Pins – Wild Nights
PINS are a bunch of badasses, and they really, really want you to know it. If the tongue-in-cheek video for second single ‘Too Little, Too Late’ wasn’t enough to convince you of this; fingers up, smudgy black eye makeup on in artfully sloppy fashion, brows furrowed, chins up in ‘come at me, yeah’ style, then surely Wild Nights will.
The album begins with the confident, striding riff of ‘Baby Bhangs’, which runs along at a slick pace, studded with images of leather-clad folk, heaven, hell, and all that. PINS are probably the most Californian thing ever to come out of the great industrial smoke of Manchester. One part surfer rock, two parts brazen, unapologetic attitude, PINS really impress. While their debut Girls Like Us was a little darker, sounding closer to Siouxsie in its punkier moments, Wild Nights is the summeriest thing I’ve heard all year. PINS sound like they’re coasting around in LA, soft top down, aviators poised, with all the ups and downs of a whirlwind romance and the breeze tickling the tips of their fingers.
Despite there being little lyrical content to really chew on, in its simplicity, the record encapsulates the sweetness, the recklessness, the escapism, but also the uncertainties of youth: “Wouldn’t it be fun to kiss everyone… What will we do when our dreams come true?” they sing, accompanied by sunny guitar licks on ‘Young Girls’. In its hazy, psychedelia-tinged ambience, its little anecdotes appear to the mind like a series of worn polaroid shots of wild summer nights. There’s something bittersweet in it, and incredibly throwback. There’s nothing too original or genre-bending to be heard here, the songs bearing some uncanny familiarity, but it’s a greatly enjoyable album in some ways for this very reason.

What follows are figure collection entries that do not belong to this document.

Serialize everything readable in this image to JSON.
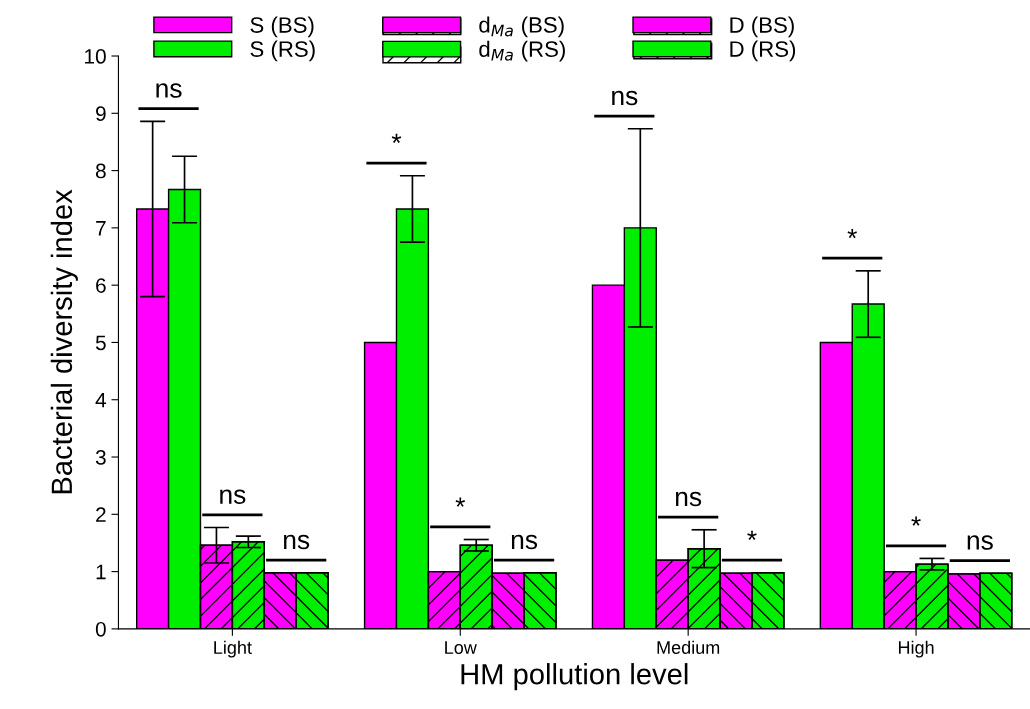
{
  "chart_data": {
    "type": "bar",
    "xlabel": "HM pollution level",
    "ylabel": "Bacterial diversity index",
    "categories": [
      "Light",
      "Low",
      "Medium",
      "High"
    ],
    "series": [
      {
        "name": "S (BS)",
        "color": "#ff00ff",
        "values": [
          7.33,
          5.0,
          6.0,
          5.0
        ],
        "errors": [
          1.53,
          null,
          null,
          null
        ]
      },
      {
        "name": "S (RS)",
        "color": "#00ee00",
        "values": [
          7.67,
          7.33,
          7.0,
          5.67
        ],
        "errors": [
          0.58,
          0.58,
          1.73,
          0.58
        ]
      },
      {
        "name": "d$_{Ma}$ (BS)",
        "color": "#ff00ff",
        "values": [
          1.46,
          1.0,
          1.2,
          1.0
        ],
        "errors": [
          0.31,
          null,
          null,
          null
        ]
      },
      {
        "name": "d$_{Ma}$ (RS)",
        "color": "#00ee00",
        "values": [
          1.52,
          1.46,
          1.4,
          1.13
        ],
        "errors": [
          0.1,
          0.1,
          0.33,
          0.1
        ]
      },
      {
        "name": "D (BS)",
        "color": "#ff00ff",
        "values": [
          0.98,
          0.97,
          0.97,
          0.96
        ]
      },
      {
        "name": "D (RS)",
        "color": "#00ee00",
        "values": [
          0.98,
          0.98,
          0.98,
          0.97
        ]
      }
    ],
    "ylim": [
      0,
      10
    ],
    "yticks": [
      0,
      1,
      2,
      3,
      4,
      5,
      6,
      7,
      8,
      9,
      10
    ],
    "grid": false,
    "legend": "top",
    "annotations": [
      "ns",
      "ns",
      "ns",
      "*",
      "*",
      "ns",
      "ns",
      "ns",
      "*",
      "*",
      "*",
      "ns"
    ]
  }
}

Since Girls Like Us, which was a little more rough around the edges (this I liked), packing a harder punch, they have polished up their surfer sound like a car bonnet glinting in the sun. It isn’t all bright slacker rock though, there are some more dystopian sounds in there which are reminiscent of their debut. ’Too Little, Too Late’ is bitier, with a harder rock edge, setting the scene for the last couple of songs, the spiky ‘House of Love’ and ‘Molly’ which exude a gloomier ambience. With the exception of interlude ‘If Only’, the one more down-tempo track- an expression of fragile self-perception and clouded experience: “I spend my days in this haze, I can’t escape”, Wild Nights lets rip like cannon fire. Most songs last somewhere in the region of three minutes, each one a fast, fleeting tribute to youth and lost love. PINS don’t mess around, rocking up in your ears, doing their business, and speeding off again down the road to surf city, which is theirs for the taking.